Known for transforming the surface of violins and even shovels, Glotzer's vibrant pieces fuse an eco-conscious aesthetic with highly-detailed beauty.

"The mirror section represents the brokenness our community is feeling, yet also causes us to reflect," Glotzer said. "The red stained glass spiral represents coming out of our collective grief and moving towards healing. And the pyrite — Boulder has a heart of gold. I would hope this piece can offer its buyer even the tiniest bit of emotional respite."

Glotzer's mosaic has already been purchased, but there are plenty of opportunities to buy other one-of-a-kind pieces on display either online or in person. Paintings, mixed-media works, jewelry and framed photographs are among the varied offerings.

While some creatives break out their brushes, others turn to the gift of song to bring about support and serenity.

"For almost 20 years now we've called ourselves a Boulder band," said Mark Megibow, the vocal percussionist of Face Vocal Band. "This is our home. Not only do we rehearse just a mile or two away from that King Soopers, we also know friends and families of the victims, so this affected us all personally. Boulder has taken good care of us over the years. We feel the need to take care of Boulder however we can. We hope that, through our music, we can attract lots of people to tune in to our livestream and donate generously to help the victim's families."

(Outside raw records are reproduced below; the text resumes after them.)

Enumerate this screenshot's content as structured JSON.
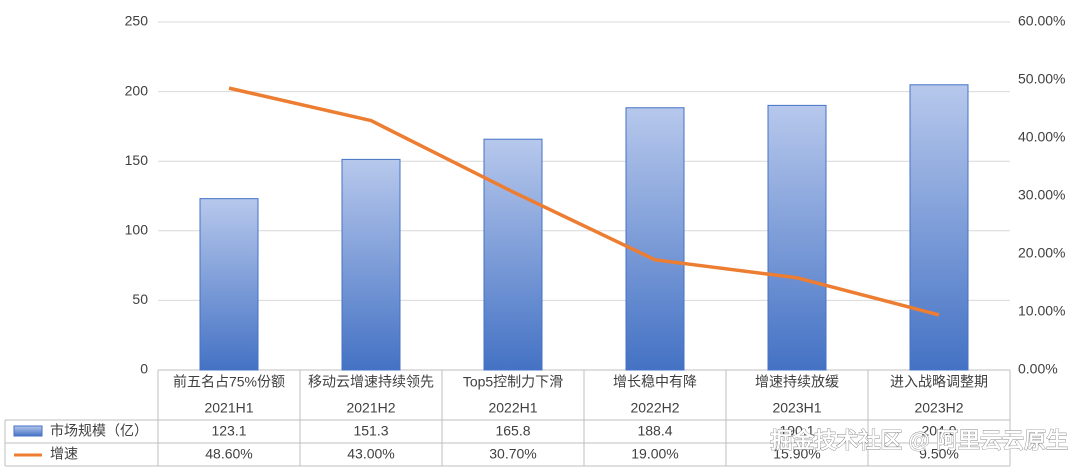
{
  "chart_data": {
    "type": "combo",
    "categories": [
      "2021H1",
      "2021H2",
      "2022H1",
      "2022H2",
      "2023H1",
      "2023H2"
    ],
    "annotations": [
      "前五名占75%份额",
      "移动云增速持续领先",
      "Top5控制力下滑",
      "增长稳中有降",
      "增速持续放缓",
      "进入战略调整期"
    ],
    "series": [
      {
        "name": "市场规模（亿）",
        "type": "bar",
        "color": "#4472c4",
        "values": [
          123.1,
          151.3,
          165.8,
          188.4,
          190.1,
          204.9
        ]
      },
      {
        "name": "增速",
        "type": "line",
        "axis": "y2",
        "color": "#ed7d31",
        "values": [
          48.6,
          43.0,
          30.7,
          19.0,
          15.9,
          9.5
        ],
        "value_labels": [
          "48.60%",
          "43.00%",
          "30.70%",
          "19.00%",
          "15.90%",
          "9.50%"
        ]
      }
    ],
    "ylim": [
      0,
      250
    ],
    "yticks": [
      0,
      50,
      100,
      150,
      200,
      250
    ],
    "y2lim": [
      0,
      60
    ],
    "y2ticks": [
      {
        "value": 0,
        "label": "0.00%"
      },
      {
        "value": 10,
        "label": "10.00%"
      },
      {
        "value": 20,
        "label": "20.00%"
      },
      {
        "value": 30,
        "label": "30.00%"
      },
      {
        "value": 40,
        "label": "40.00%"
      },
      {
        "value": 50,
        "label": "50.00%"
      },
      {
        "value": 60,
        "label": "60.00%"
      }
    ],
    "grid": true,
    "watermark": "掘金技术社区 @ 阿里云云原生"
  }
}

The five-member group will perform at BDT Stage at 7:30 p.m. April 10.

A limited number of patrons have already secured their tickets to watch the show in person, an option that already sold out. But folks can tune into the internationally-acclaimed band's YouTube channel and Facebook to watch the livestream and donate.

All proceeds from the livestream will benefit the Colorado Healing Fund, an organization that set up the Boulder Supermarket Tragedy Fund to support families and those affected by the shootings last month.

"Our audiences have told us many times over the years that our music can be healing," Megibow said. "Our songs have always run the gamut from deep and meaningful to fun and joyful — but never negative. Even at a normal show, audiences leave feeling uplifted."

Face Vocal Band's varied repertoire is sure to provide a bit of comfort.

"We have a number of songs that we feel will fit this situation very strongly," Megibow said. "From Pink Floyd's 'On the Turning Away' to Leonard Cohen's 'Hallelujah,' we're putting together a set that we hope helps people find some solace, some meaning, some healing and some relief after such a dark moment in Boulder's life."